IBM, Microsoft and Big Tech Antitrust Folly

From The Wall Street Journal:

The continuing trial of Google, along with lawsuits against Amazon and Meta, have brought antitrust back into the public eye. These suits recall the 1969 case against IBM and the 1998 case against Microsoft, the great antitrust battles of the latter half of the 20th century.

Supporters of aggressive antitrust enforcement think that only antitrust suits prevented IBM from commandeering the personal-computer market and Microsoft from taking over the internet. But that’s an urban legend.

Historical evidence rebuts the claim that the antitrust suit forced IBM to stop bundling application software with its machines, jump-starting the modern software industry. As early as 1966, IBM had already made the decision to unbundle independent of the suit because it could no longer provide the variety of software that users demanded.

In the 1960s, IBM led the mainframe computer industry by offering a product that consumers valued for its technical quality and complementary products, coupled with IBM’s customer service. Does that mean IBM would have swallowed the personal-computer industry if the government hadn’t stopped it?

No. IBM was aggressively developing its PC while the trial dragged on. To create it, IBM had given a unit in Boca Raton, Fla., the autonomy of a startup. The company introduced its first PC in August 1981. The machines were selling briskly by the time the Justice Department dropped its antitrust suit in January 1982.

Yet the company’s mainframe computer business proved a liability in the new market. Existing divisions fought for control of the PC, and executives quickly eliminated the autonomy of the PC unit, assigning the new product to legacy divisions. A legion of agile “clone” makers quickly wrested the market away from IBM forever.

IBM had considered the PC a minor complement to mainframe computers, but the PC ended up killing off the traditional mainframe. The once-dominant company lost $8 billion in the second quarter of 1993.

Microsoft’s story is similar. The company also created a unit with considerable autonomy to create its browser, Internet Explorer. The company pressured its operating-system customers to adopt Explorer and engaged in other contracting practices that would be subjected to sanctions in the final antitrust judgment. By 2001, Internet Explorer had vanquished Netscape Navigator in the “browser war.”

Yet far from exploiting the internet, Microsoft managed its browser as a complement to its operating system, the company’s cash cow. Careful historical scholarship suggests that the company did so not because of the antitrust suit but because of many of the same internal forces that hindered IBM’s PC.

Microsoft disbanded its autonomous browser unit and assigned the new technology to its legacy divisions. The effort to dethrone Navigator had always been motivated by the fear that a browser could replace Microsoft’s operating system, and an independent Internet Explorer unit would threaten the operating-system business in the same way Netscape had.

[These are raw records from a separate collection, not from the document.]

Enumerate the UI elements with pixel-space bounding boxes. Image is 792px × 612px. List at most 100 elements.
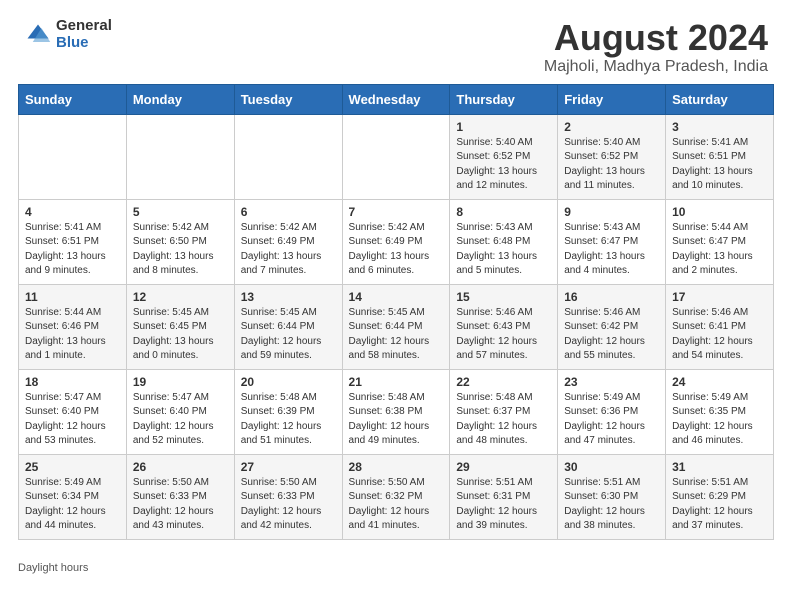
day-info: Sunrise: 5:49 AM Sunset: 6:35 PM Dayligh…: [672, 391, 767, 449]
calendar-table: SundayMondayTuesdayWednesdayThursdayFrid…: [18, 84, 774, 540]
day-number: 10: [672, 205, 767, 219]
day-number: 20: [241, 375, 336, 389]
day-info: Sunrise: 5:44 AM Sunset: 6:46 PM Dayligh…: [25, 306, 120, 364]
sub-title: Majholi, Madhya Pradesh, India: [544, 58, 768, 76]
calendar-cell: 26 Sunrise: 5:50 AM Sunset: 6:33 PM Dayli…: [126, 454, 234, 539]
calendar-cell: [234, 114, 342, 199]
calendar-cell: 10 Sunrise: 5:44 AM Sunset: 6:47 PM Dayli…: [666, 199, 774, 284]
day-info: Sunrise: 5:43 AM Sunset: 6:47 PM Dayligh…: [564, 221, 659, 279]
day-info: Sunrise: 5:51 AM Sunset: 6:30 PM Dayligh…: [564, 476, 659, 534]
day-info: Sunrise: 5:51 AM Sunset: 6:31 PM Dayligh…: [456, 476, 551, 534]
day-number: 4: [25, 205, 120, 219]
day-number: 31: [672, 460, 767, 474]
calendar-cell: 16 Sunrise: 5:46 AM Sunset: 6:42 PM Dayli…: [558, 284, 666, 369]
day-info: Sunrise: 5:49 AM Sunset: 6:34 PM Dayligh…: [25, 476, 120, 534]
day-number: 6: [241, 205, 336, 219]
logo-general-text: General: [56, 18, 112, 35]
day-info: Sunrise: 5:42 AM Sunset: 6:49 PM Dayligh…: [241, 221, 336, 279]
day-number: 8: [456, 205, 551, 219]
calendar-cell: 9 Sunrise: 5:43 AM Sunset: 6:47 PM Daylig…: [558, 199, 666, 284]
day-number: 26: [133, 460, 228, 474]
week-row-5: 25 Sunrise: 5:49 AM Sunset: 6:34 PM Dayli…: [19, 454, 774, 539]
logo-icon: [24, 21, 52, 49]
calendar-cell: 21 Sunrise: 5:48 AM Sunset: 6:38 PM Dayli…: [342, 369, 450, 454]
calendar-cell: 13Sunrise: 5:45 AM Sunset: 6:44 PM Dayli…: [234, 284, 342, 369]
calendar-cell: 29 Sunrise: 5:51 AM Sunset: 6:31 PM Dayli…: [450, 454, 558, 539]
weekday-header-wednesday: Wednesday: [342, 84, 450, 114]
day-number: 18: [25, 375, 120, 389]
day-number: 5: [133, 205, 228, 219]
calendar-cell: [342, 114, 450, 199]
day-number: 3: [672, 120, 767, 134]
calendar-cell: 6 Sunrise: 5:42 AM Sunset: 6:49 PM Daylig…: [234, 199, 342, 284]
day-number: 17: [672, 290, 767, 304]
day-info: Sunrise: 5:50 AM Sunset: 6:33 PM Dayligh…: [133, 476, 228, 534]
day-number: 22: [456, 375, 551, 389]
day-info: Sunrise: 5:48 AM Sunset: 6:38 PM Dayligh…: [349, 391, 444, 449]
day-number: 9: [564, 205, 659, 219]
day-info: Sunrise: 5:46 AM Sunset: 6:42 PM Dayligh…: [564, 306, 659, 364]
week-row-1: 1Sunrise: 5:40 AM Sunset: 6:52 PM Daylig…: [19, 114, 774, 199]
day-info: Sunrise: 5:47 AM Sunset: 6:40 PM Dayligh…: [133, 391, 228, 449]
weekday-header-thursday: Thursday: [450, 84, 558, 114]
day-number: 12: [133, 290, 228, 304]
calendar-cell: 8 Sunrise: 5:43 AM Sunset: 6:48 PM Daylig…: [450, 199, 558, 284]
day-number: 25: [25, 460, 120, 474]
day-info: Sunrise: 5:43 AM Sunset: 6:48 PM Dayligh…: [456, 221, 551, 279]
day-number: 23: [564, 375, 659, 389]
day-number: 11: [25, 290, 120, 304]
day-number: 24: [672, 375, 767, 389]
day-number: 13: [241, 290, 336, 304]
calendar-container: SundayMondayTuesdayWednesdayThursdayFrid…: [0, 84, 792, 558]
calendar-cell: 2 Sunrise: 5:40 AM Sunset: 6:52 PM Daylig…: [558, 114, 666, 199]
day-number: 21: [349, 375, 444, 389]
weekday-header-sunday: Sunday: [19, 84, 127, 114]
day-info: Sunrise: 5:47 AM Sunset: 6:40 PM Dayligh…: [25, 391, 120, 449]
calendar-cell: 5 Sunrise: 5:42 AM Sunset: 6:50 PM Daylig…: [126, 199, 234, 284]
day-info: Sunrise: 5:40 AM Sunset: 6:52 PM Dayligh…: [564, 136, 659, 194]
title-block: August 2024 Majholi, Madhya Pradesh, Ind…: [544, 18, 768, 76]
day-info: Sunrise: 5:49 AM Sunset: 6:36 PM Dayligh…: [564, 391, 659, 449]
week-row-2: 4 Sunrise: 5:41 AM Sunset: 6:51 PM Daylig…: [19, 199, 774, 284]
day-info: Sunrise: 5:46 AM Sunset: 6:41 PM Dayligh…: [672, 306, 767, 364]
day-info: Sunrise: 5:45 AM Sunset: 6:44 PM Dayligh…: [349, 306, 444, 364]
footer-label: Daylight hours: [18, 562, 88, 574]
day-number: 2: [564, 120, 659, 134]
day-number: 30: [564, 460, 659, 474]
logo-blue-text: Blue: [56, 35, 112, 52]
week-row-3: 11 Sunrise: 5:44 AM Sunset: 6:46 PM Dayli…: [19, 284, 774, 369]
calendar-cell: 25 Sunrise: 5:49 AM Sunset: 6:34 PM Dayli…: [19, 454, 127, 539]
calendar-cell: 20 Sunrise: 5:48 AM Sunset: 6:39 PM Dayli…: [234, 369, 342, 454]
calendar-cell: 24 Sunrise: 5:49 AM Sunset: 6:35 PM Dayli…: [666, 369, 774, 454]
calendar-cell: 30 Sunrise: 5:51 AM Sunset: 6:30 PM Dayli…: [558, 454, 666, 539]
day-info: Sunrise: 5:42 AM Sunset: 6:50 PM Dayligh…: [133, 221, 228, 279]
calendar-cell: 1Sunrise: 5:40 AM Sunset: 6:52 PM Daylig…: [450, 114, 558, 199]
day-info: Sunrise: 5:42 AM Sunset: 6:49 PM Dayligh…: [349, 221, 444, 279]
weekday-header-monday: Monday: [126, 84, 234, 114]
calendar-cell: 27 Sunrise: 5:50 AM Sunset: 6:33 PM Dayli…: [234, 454, 342, 539]
calendar-cell: 17 Sunrise: 5:46 AM Sunset: 6:41 PM Dayli…: [666, 284, 774, 369]
calendar-cell: 23 Sunrise: 5:49 AM Sunset: 6:36 PM Dayli…: [558, 369, 666, 454]
footer: Daylight hours: [0, 558, 792, 578]
day-number: 19: [133, 375, 228, 389]
day-info: Sunrise: 5:51 AM Sunset: 6:29 PM Dayligh…: [672, 476, 767, 534]
week-row-4: 18 Sunrise: 5:47 AM Sunset: 6:40 PM Dayli…: [19, 369, 774, 454]
weekday-header-tuesday: Tuesday: [234, 84, 342, 114]
logo-text: General Blue: [56, 18, 112, 51]
day-info: Sunrise: 5:45 AM Sunset: 6:45 PM Dayligh…: [133, 306, 228, 364]
day-info: Sunrise: 5:50 AM Sunset: 6:33 PM Dayligh…: [241, 476, 336, 534]
calendar-cell: 7Sunrise: 5:42 AM Sunset: 6:49 PM Daylig…: [342, 199, 450, 284]
day-number: 29: [456, 460, 551, 474]
day-info: Sunrise: 5:41 AM Sunset: 6:51 PM Dayligh…: [25, 221, 120, 279]
day-info: Sunrise: 5:44 AM Sunset: 6:47 PM Dayligh…: [672, 221, 767, 279]
day-info: Sunrise: 5:48 AM Sunset: 6:39 PM Dayligh…: [241, 391, 336, 449]
main-title: August 2024: [544, 18, 768, 58]
day-info: Sunrise: 5:40 AM Sunset: 6:52 PM Dayligh…: [456, 136, 551, 194]
day-info: Sunrise: 5:46 AM Sunset: 6:43 PM Dayligh…: [456, 306, 551, 364]
day-number: 27: [241, 460, 336, 474]
day-number: 16: [564, 290, 659, 304]
day-number: 14: [349, 290, 444, 304]
calendar-cell: 19 Sunrise: 5:47 AM Sunset: 6:40 PM Dayli…: [126, 369, 234, 454]
calendar-cell: 3Sunrise: 5:41 AM Sunset: 6:51 PM Daylig…: [666, 114, 774, 199]
calendar-cell: 28Sunrise: 5:50 AM Sunset: 6:32 PM Dayli…: [342, 454, 450, 539]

Microsoft had a brighter future than IBM and continued to dominate the browser market for a few years, but Google, a company not burdened with existing assets and capabilities, would exploit the internet more fully.

If there was an antitrust case from the late 20th century that might have had dramatic consequences for technology, it was the long-running suit against AT&T, which resulted in the breakup of the telephone giant in 1982. Unlike today’s targets, however, AT&T was a regulated monopoly. Its breakup was an act of deregulation in the name of antitrust.

Link to the rest at The Wall Street Journal (Sorry if you encounter a paywall)

As the OP mentioned, in 1969, the government launched an antitrust suit against IBM. Despite a huge court tussle, the suit was finally dismissed by the Reagan administration in 1982.

We don’t know what would have happened had the ’69 antitrust suit had not been filed and consumed a huge amount of time of many smart people at IBM, but by 1982, Microsoft was on a roll with PC-DOS and the momentum toward the personal computer was well underway.

Clones of PC-DOS lead by MS-DOS from Microsoft and clones of IBM’s PC personal computers proliferated like rabbits. Compaq, founded in 1982, became the first major producer of PC clones by 1984 and sold larger businesses very effectively.

Radio Shack’s Tandy PC clones proliferated through about 8,000 store locations in urban and small-town locations across the US, UK, Canada and Australia in the 1990’s, aggressively driving the cost of personal computers down so more families and small businesses could afford them.